Marcello Novaes voltará às telinhas na pele de mais um vilão, agora na novela Além do Horizonte, da TV Globo, que substituirá Sangue Bom a partir do dia 04 de novembro. Mas, com isso, ele terá o desafio de fazer o público esquecer seu último trabalho na TV em Avenida Brasil (2012). Em entrevista para o jornal Diário de São Paulo, desta quinta-feira (17), ele comentou seu novo personagem.

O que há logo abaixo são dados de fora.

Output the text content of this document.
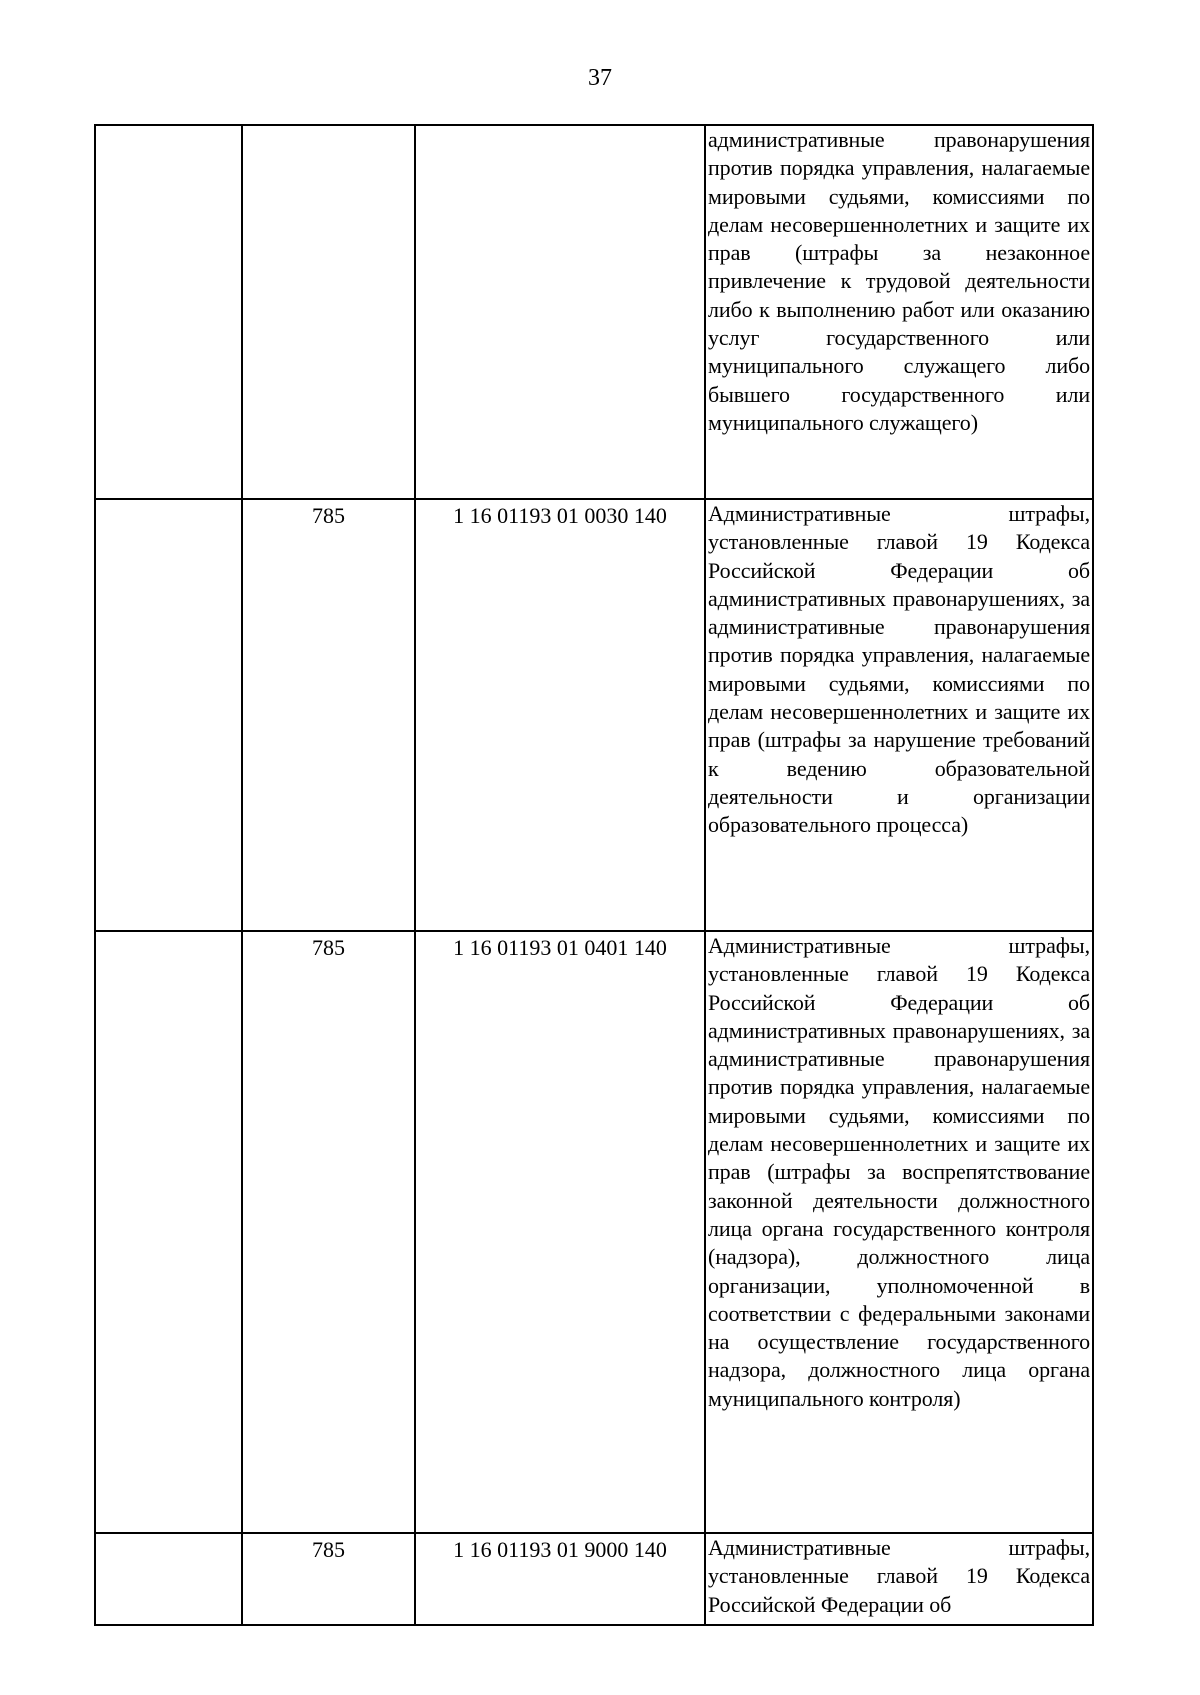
37
			административные правонарушения против порядка управления, налагаемые мировыми судьями, комиссиями по делам несовершеннолетних и защите их прав (штрафы за незаконное привлечение к трудовой деятельности либо к выполнению работ или оказанию услуг государственного или муниципального служащего либо бывшего государственного или муниципального служащего)
	785	1 16 01193 01 0030 140	Административные штрафы, установленные главой 19 Кодекса Российской Федерации об административных правонарушениях, за административные правонарушения против порядка управления, налагаемые мировыми судьями, комиссиями по делам несовершеннолетних и защите их прав (штрафы за нарушение требований к ведению образовательной деятельности и организации образовательного процесса)
	785	1 16 01193 01 0401 140	Административные штрафы, установленные главой 19 Кодекса Российской Федерации об административных правонарушениях, за административные правонарушения против порядка управления, налагаемые мировыми судьями, комиссиями по делам несовершеннолетних и защите их прав (штрафы за воспрепятствование законной деятельности должностного лица органа государственного контроля (надзора), должностного лица организации, уполномоченной в соответствии с федеральными законами на осуществление государственного надзора, должностного лица органа муниципального контроля)
	785	1 16 01193 01 9000 140	Административные штрафы, установленные главой 19 Кодекса Российской Федерации об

“Estou tendo uma preocupação de tirar tudo o que eu dei para o Max, que foi praticamente tudo o que tinha. Eu me esvaziei nele. Mas aí está o desafio: fazer um novo vilão sem ser o Max. Ele era expansivo, falava alto. E estou tentando fazer o Kléber mais interiorizado, com mais suspense e verdade. Não que o Max não tenha sido feito com verdade, mas o Kléber é mais duro. O Max era um vilão quase apaixonante, pois cativou as pessoas com sua história triste”, disse o ator.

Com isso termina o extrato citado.